|
[Date Prev][Date Next][Thread Prev][Thread Next][Date Index][Thread Index] Re: Possible bug? DOM-U network stopped working after fatal error reported in DOM0
On Sun, Dec 26, 2021 at 02:06:55AM +0800, G.R. wrote:
> > > Thanks. I've raised this on freensd-net for advice [0]. IMO netfront
> > > shouldn't receive an mbuf that crosses a page boundary, but if that's
> > > indeed a legit mbuf I will figure out the best way to handle it.
> > >
> > > I have a clumsy patch (below) that might solve this, if you want to
> > > give it a try.
> >
> > Applied the patch and it worked like a charm!

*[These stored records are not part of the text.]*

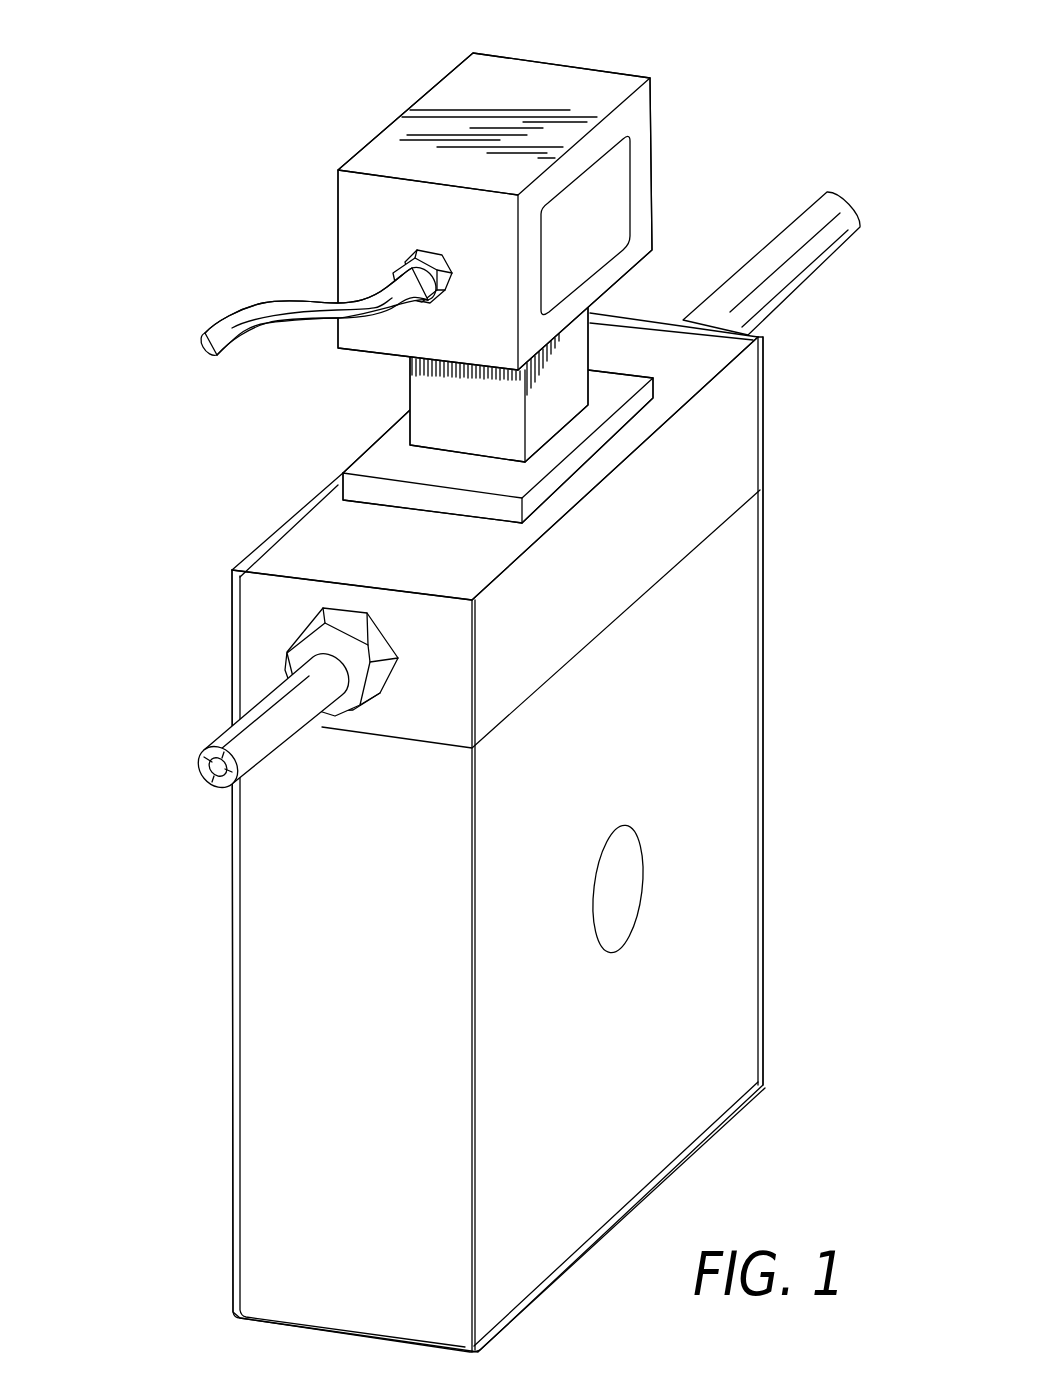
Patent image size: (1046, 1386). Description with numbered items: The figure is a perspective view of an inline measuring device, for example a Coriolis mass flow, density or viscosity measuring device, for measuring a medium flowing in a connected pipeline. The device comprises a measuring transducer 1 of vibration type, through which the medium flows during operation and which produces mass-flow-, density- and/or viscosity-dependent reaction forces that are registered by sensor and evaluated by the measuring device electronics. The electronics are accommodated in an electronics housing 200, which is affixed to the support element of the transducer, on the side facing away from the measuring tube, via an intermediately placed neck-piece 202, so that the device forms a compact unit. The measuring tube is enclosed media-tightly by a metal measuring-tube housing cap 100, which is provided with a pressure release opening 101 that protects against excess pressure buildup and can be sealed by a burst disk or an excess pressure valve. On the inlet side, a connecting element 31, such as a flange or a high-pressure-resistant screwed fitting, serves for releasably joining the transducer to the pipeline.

The measuring transducer 1 is at (467, 676).
The measuring-tube housing cap 100 is at (727, 630).
The pressure release opening 101 is at (608, 912).
The connecting element 31 is at (325, 727).
The electronics housing 200 is at (557, 87).
The neck-piece 202 is at (570, 352).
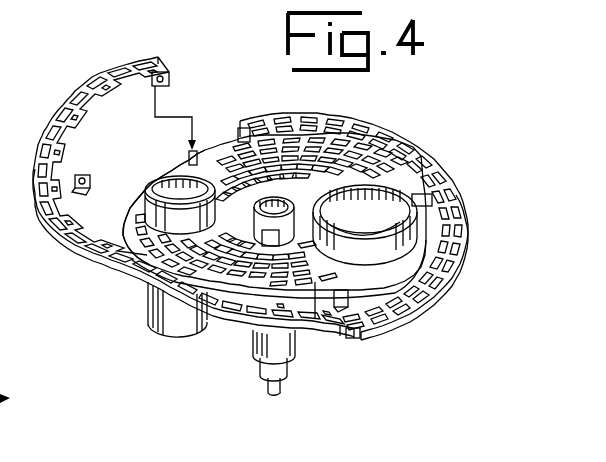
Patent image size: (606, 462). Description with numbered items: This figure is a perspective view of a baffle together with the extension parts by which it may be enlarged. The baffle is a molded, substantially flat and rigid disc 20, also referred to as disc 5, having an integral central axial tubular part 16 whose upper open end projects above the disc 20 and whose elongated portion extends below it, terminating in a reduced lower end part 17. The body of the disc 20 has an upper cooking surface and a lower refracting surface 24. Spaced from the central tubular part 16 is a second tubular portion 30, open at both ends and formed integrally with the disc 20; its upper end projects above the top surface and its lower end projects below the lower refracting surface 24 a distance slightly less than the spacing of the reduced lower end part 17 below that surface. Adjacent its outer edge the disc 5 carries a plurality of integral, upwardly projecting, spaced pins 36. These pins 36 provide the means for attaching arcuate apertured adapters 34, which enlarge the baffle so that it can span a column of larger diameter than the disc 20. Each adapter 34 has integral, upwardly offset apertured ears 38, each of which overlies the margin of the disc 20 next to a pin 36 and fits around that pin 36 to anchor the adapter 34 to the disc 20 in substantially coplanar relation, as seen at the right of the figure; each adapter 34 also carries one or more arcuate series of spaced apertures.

The disc 5 is at (401, 115).
The disc 20 is at (208, 144).
The arcuate apertured adapter 34 is at (118, 37).
The pin 36 is at (189, 158).
The apertured ear 38 is at (84, 178).
The second tubular portion 30 is at (126, 236).
The lower refracting surface 24 is at (236, 323).
The central axial tubular part 16 is at (282, 355).
The reduced lower end part 17 is at (266, 378).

> > Thank you so much for your quick help!
> > Wish you a wonderful holiday!
>
> I may have said too quickly...
> With the patch I can attach the iscsi disk and neither the dom0 nor
> the NAS domU complains this time.
> But when I attempt to mount the attached disk it reports I/O errors randomly.
> By randomly I mean different disks behave differently...
> I don't see any error logs from kernels this time.
> (most of the iscsi disks are NTFS FS and mounted through the user mode
> fuse library)
> But since I have a local backup copy of the image, I can confirm that
> mounting that backup image does not result in any I/O error.
> Looks like something is still broken here...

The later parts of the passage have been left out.